Au chapitre IV, Álvaro inclut dans ses souvenirs ceux d'Antonio Ramírez Trueba, un autre ami rencontré à l'université et qui se destinait à une carrière diplomatique. Arrêté en décembre 1960, il a été libéré dix-huit mois plus tard, est retourné à Águilas où il est assigné à résidence. Il loge chez sa mère. A l'opposé de la mère de Sergio qui est très volubile, la mère d'Antonio se caractérise par son mutisme. C'est une femme déçue : son mari a été arrêté, emprisonné puis ostracisé à sa libération. Il doit de plus affronter la rancœur silencieuse de sa femme. A cette situation de non communication, le père ne trouve pas d'autre solution que celle du suicide. Antonio redoute les retrouvailles avec sa mère, ce silence qui provoque en lui un sentiment de culpabilité et le condamne à la solitude. Il ne réussit à s'en extraire qu'en reprenant la lutte contre le régime franquiste, contre l'avis de sa mère. 
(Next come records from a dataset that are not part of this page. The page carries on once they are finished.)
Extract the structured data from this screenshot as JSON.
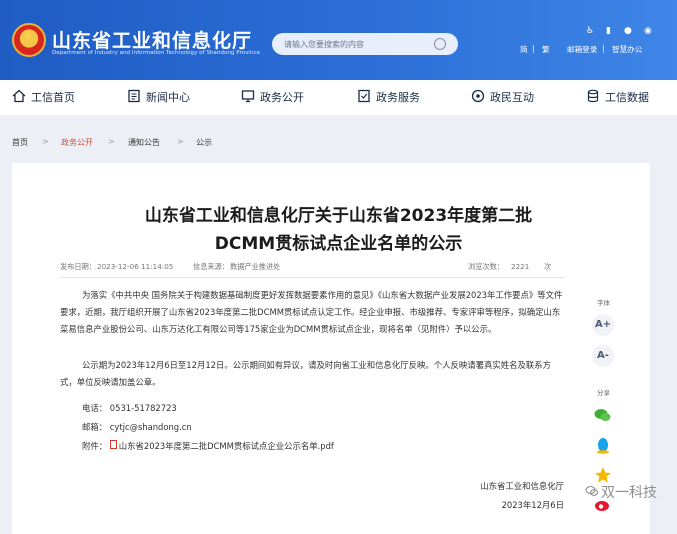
{
  "header": {
    "site_title": "山东省工业和信息化厅",
    "site_subtitle": "Department of Industry and Information Technology of Shandong Province",
    "search_placeholder": "请输入您要搜索的内容",
    "links": {
      "simplified": "简",
      "divider": "|",
      "traditional": "繁",
      "mail_login": "邮箱登录",
      "smart_office": "智慧办公"
    }
  },
  "nav": {
    "items": [
      {
        "label": "工信首页"
      },
      {
        "label": "新闻中心"
      },
      {
        "label": "政务公开"
      },
      {
        "label": "政务服务"
      },
      {
        "label": "政民互动"
      },
      {
        "label": "工信数据"
      }
    ]
  },
  "breadcrumb": {
    "home": "首页",
    "sep": ">",
    "public": "政务公开",
    "notices": "通知公告",
    "current": "公示"
  },
  "article": {
    "title_line1": "山东省工业和信息化厅关于山东省2023年度第二批",
    "title_line2": "DCMM贯标试点企业名单的公示",
    "meta": {
      "date_label": "发布日期：",
      "date": "2023-12-06 11:14:05",
      "source_label": "信息来源：",
      "source": "数据产业推进处",
      "views_label": "浏览次数：",
      "views": "2221",
      "views_unit": "次"
    },
    "para1": "为落实《中共中央 国务院关于构建数据基础制度更好发挥数据要素作用的意见》《山东省大数据产业发展2023年工作要点》等文件要求，近期，我厅组织开展了山东省2023年度第二批DCMM贯标试点认定工作。经企业申报、市级推荐、专家评审等程序，拟确定山东菜易信息产业股份公司、山东万达化工有限公司等175家企业为DCMM贯标试点企业，现将名单（见附件）予以公示。",
    "para2": "公示期为2023年12月6日至12月12日。公示期间如有异议，请及时向省工业和信息化厅反映。个人反映请署真实姓名及联系方式，单位反映请加盖公章。",
    "phone": "电话：  0531-51782723",
    "email": "邮箱：  cytjc@shandong.cn",
    "attachment_label": "附件：",
    "attachment_name": "山东省2023年度第二批DCMM贯标试点企业公示名单.pdf",
    "signature_org": "山东省工业和信息化厅",
    "signature_date": "2023年12月6日"
  },
  "side": {
    "font_label": "字体",
    "font_increase": "A+",
    "font_decrease": "A-",
    "share_label": "分享"
  },
  "watermark": {
    "text": "双一科技"
  },
  "colors": {
    "header_blue": "#2b6fd6",
    "breadcrumb_active": "#d64a3a",
    "wechat_green": "#3cb034",
    "qq_blue": "#1aa3e8",
    "qzone_yellow": "#f5b800",
    "weibo_red": "#e6162d"
  }
}
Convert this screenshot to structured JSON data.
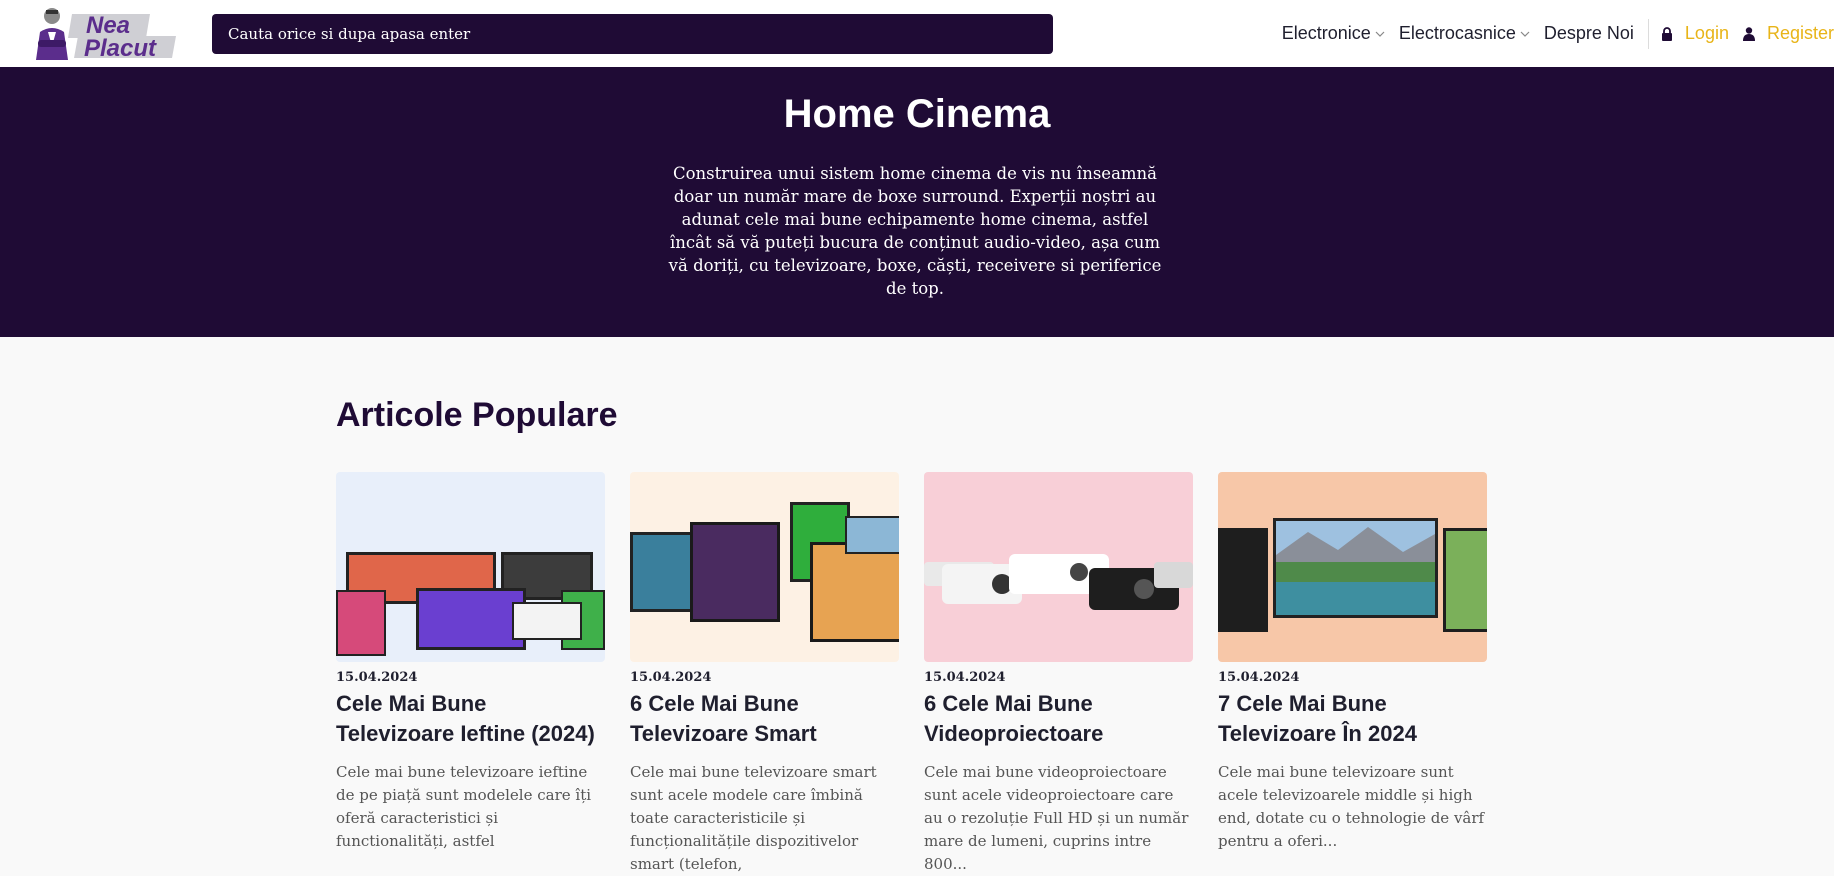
{
  "header": {
    "logo_text_line1": "Nea",
    "logo_text_line2": "Placut",
    "search": {
      "placeholder": "Cauta orice si dupa apasa enter"
    },
    "nav": [
      {
        "label": "Electronice",
        "has_dropdown": true
      },
      {
        "label": "Electrocasnice",
        "has_dropdown": true
      },
      {
        "label": "Despre Noi",
        "has_dropdown": false
      }
    ],
    "auth": {
      "login_label": "Login",
      "register_label": "Register"
    }
  },
  "hero": {
    "title": "Home Cinema",
    "description": "Construirea unui sistem home cinema de vis nu înseamnă doar un număr mare de boxe surround. Experții noștri au adunat cele mai bune echipamente home cinema, astfel încât să vă puteți bucura de conținut audio-video, așa cum vă doriți, cu televizoare, boxe, căști, receivere si periferice de top."
  },
  "articles": {
    "section_title": "Articole Populare",
    "items": [
      {
        "date": "15.04.2024",
        "title": "Cele Mai Bune Televizoare Ieftine (2024)",
        "excerpt": "Cele mai bune televizoare ieftine de pe piață sunt modelele care îți oferă caracteristici și functionalități, astfel",
        "image": "tv-collage-light-blue"
      },
      {
        "date": "15.04.2024",
        "title": "6 Cele Mai Bune Televizoare Smart",
        "excerpt": "Cele mai bune televizoare smart sunt acele modele care îmbină toate caracteristicile și funcționalitățile dispozitivelor smart (telefon,",
        "image": "tv-collage-cream"
      },
      {
        "date": "15.04.2024",
        "title": "6 Cele Mai Bune Videoproiectoare",
        "excerpt": "Cele mai bune videoproiectoare sunt acele videoproiectoare care au o rezoluție Full HD și un număr mare de lumeni, cuprins intre 800...",
        "image": "projectors-pink"
      },
      {
        "date": "15.04.2024",
        "title": "7 Cele Mai Bune Televizoare În 2024",
        "excerpt": "Cele mai bune televizoare sunt acele televizoarele middle și high end, dotate cu o tehnologie de vârf pentru a oferi...",
        "image": "tv-collage-peach"
      }
    ]
  },
  "colors": {
    "brand_dark": "#1f0b35",
    "accent_yellow": "#e8b418",
    "page_background": "#f9f9f9"
  }
}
La mère d'Álvaro est morte quand il était adolescent. Né dans une famille de la grande bourgeoisie catalane, Álvaro a une gouvernante et sa mère ne participe que de très loin à son éducation. Ses rapports avec son fils se résument à lui donner son baiser quotidien du soir, à lui apporter son plateau du petit-déjeuner le matin et occasionnellement à aller avec lui au cinéma. L'enfant se doit d'être discret, ce qui veut dire obéissant et muet. Álvaro lui en veut et se sent lésé dans son besoin d'affection. Il souffre de la distance instaurée par sa mère, distance jamais comblée à cause de sa mort.

Toutes ces mères sont déficientes. La mère de Sergio, telle une araignée, emprisonne son fils dans une intimité déplacée. L'attitude de la mère d'Antonio s'apparente fortement à un reproche permanent qui engendre un sentiment de culpabilité chez son fils. La mère d'Álvaro, à l'opposé de la mère de Sergio, est une femme excessivement distante. 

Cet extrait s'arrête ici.